I haven't thought of anything clever to put here, but then again most of you haven't either.
Searching and applying for jobs online is already difficult enough. With applicant pools numbering in the thousands for many jobs, it's already a royal pain in the ass to get in for an interview. Aside from that, even if you do get an interview it might be one of those "well, we know we won't hire this one but we need to interview X number of people" and you end up being asked such illustrious questions as "if a tree falls in the woods and no one is there to hear it does it make a sound?" (yes, an actual interview question for a part-time job at $8.50/hr).

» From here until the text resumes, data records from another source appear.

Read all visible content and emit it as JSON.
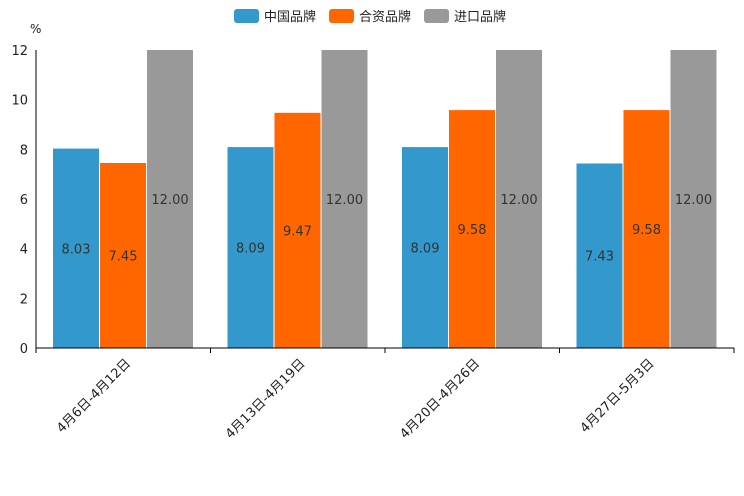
{
  "chart_data": {
    "type": "bar",
    "unit": "%",
    "categories": [
      "4月6日-4月12日",
      "4月13日-4月19日",
      "4月20日-4月26日",
      "4月27日-5月3日"
    ],
    "series": [
      {
        "name": "中国品牌",
        "color": "#3399cc",
        "values": [
          8.03,
          8.09,
          8.09,
          7.43
        ]
      },
      {
        "name": "合资品牌",
        "color": "#ff6600",
        "values": [
          7.45,
          9.47,
          9.58,
          9.58
        ]
      },
      {
        "name": "进口品牌",
        "color": "#999999",
        "values": [
          12.0,
          12.0,
          12.0,
          12.0
        ]
      }
    ],
    "ylim": [
      0,
      12
    ],
    "yticks": [
      0,
      2,
      4,
      6,
      8,
      10,
      12
    ],
    "legend_position": "top-center",
    "grid": false
  }
}
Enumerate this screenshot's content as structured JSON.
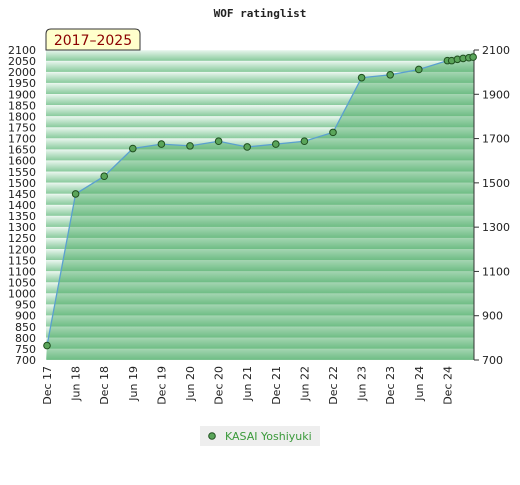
{
  "chart_data": {
    "type": "area",
    "title": "WOF ratinglist",
    "badge": "2017–2025",
    "ylim": [
      700,
      2100
    ],
    "left_ticks": [
      2100,
      2050,
      2000,
      1950,
      1900,
      1850,
      1800,
      1750,
      1700,
      1650,
      1600,
      1550,
      1500,
      1450,
      1400,
      1350,
      1300,
      1250,
      1200,
      1150,
      1100,
      1050,
      1000,
      950,
      900,
      850,
      800,
      750,
      700
    ],
    "right_ticks": [
      2100,
      1900,
      1700,
      1500,
      1300,
      1100,
      900,
      700
    ],
    "x_labels": [
      "Dec 17",
      "Jun 18",
      "Dec 18",
      "Jun 19",
      "Dec 19",
      "Jun 20",
      "Dec 20",
      "Jun 21",
      "Dec 21",
      "Jun 22",
      "Dec 22",
      "Jun 23",
      "Dec 23",
      "Jun 24",
      "Dec 24"
    ],
    "series": [
      {
        "name": "KASAI Yoshiyuki",
        "x": [
          "Dec 17",
          "Jun 18",
          "Dec 18",
          "Jun 19",
          "Dec 19",
          "Jun 20",
          "Dec 20",
          "Jun 21",
          "Dec 21",
          "Jun 22",
          "Dec 22",
          "Jun 23",
          "Dec 23",
          "Jun 24",
          "Dec 24",
          "Dec 24",
          "Jan 25",
          "Feb 25",
          "Mar 25",
          "Apr 25"
        ],
        "x_index": [
          0,
          1,
          2,
          3,
          4,
          5,
          6,
          7,
          8,
          9,
          10,
          11,
          12,
          13,
          14,
          14.15,
          14.35,
          14.55,
          14.75,
          14.9
        ],
        "values": [
          765,
          1450,
          1530,
          1655,
          1675,
          1667,
          1688,
          1662,
          1675,
          1688,
          1728,
          1975,
          1988,
          2012,
          2052,
          2052,
          2058,
          2062,
          2065,
          2068
        ]
      }
    ],
    "grid": true,
    "legend": "bottom-center",
    "colors": {
      "line": "#5aa0d0",
      "fill_dark": "#86c99a",
      "fill_light": "#e9f6ee",
      "point_fill": "#5aa55a",
      "point_stroke": "#1f4f1f",
      "badge_bg": "#ffffcc"
    }
  }
}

Keep your resume up-to-the-minute current. "The rules allow companies to pick a random pool of applicants by searching the job boards for 'most recent' qualified applicants," Crispin notes. "In those cases, no one will even look at a resume that is more than two or three weeks old." Yikes.
Oh whatever, if the company is looking for someone with experience that most don't have they are going to look closely at the resumes. If anyone can do the job in the applicant pool they aren't going to care one way or the other.
For the jobs that I have interviewed for through monster.com and careerbuilder.com applications, I have received a few offers -- none of which bettered my current job security and benefits (the pay was better).
We don't need laws to make it more difficult to find work -- we need laws that make the jobs we have better than they already are.
This is a big deal and the only reference is this story. I could find nothing else. The story doesn't answer the diversity subject. BS I say.
My God folks, the article offers no clue whatsoever about where this supposed set of rules is coming from. No Legislative reference, no Government department - Nothing.
Then it spins into a collection of rather bizarre "tips" for job applicants, most of which don't really seem to have anything to do with the alleged changes in government hiring practices, or even reality.
Even for slashdot this is pretty weak.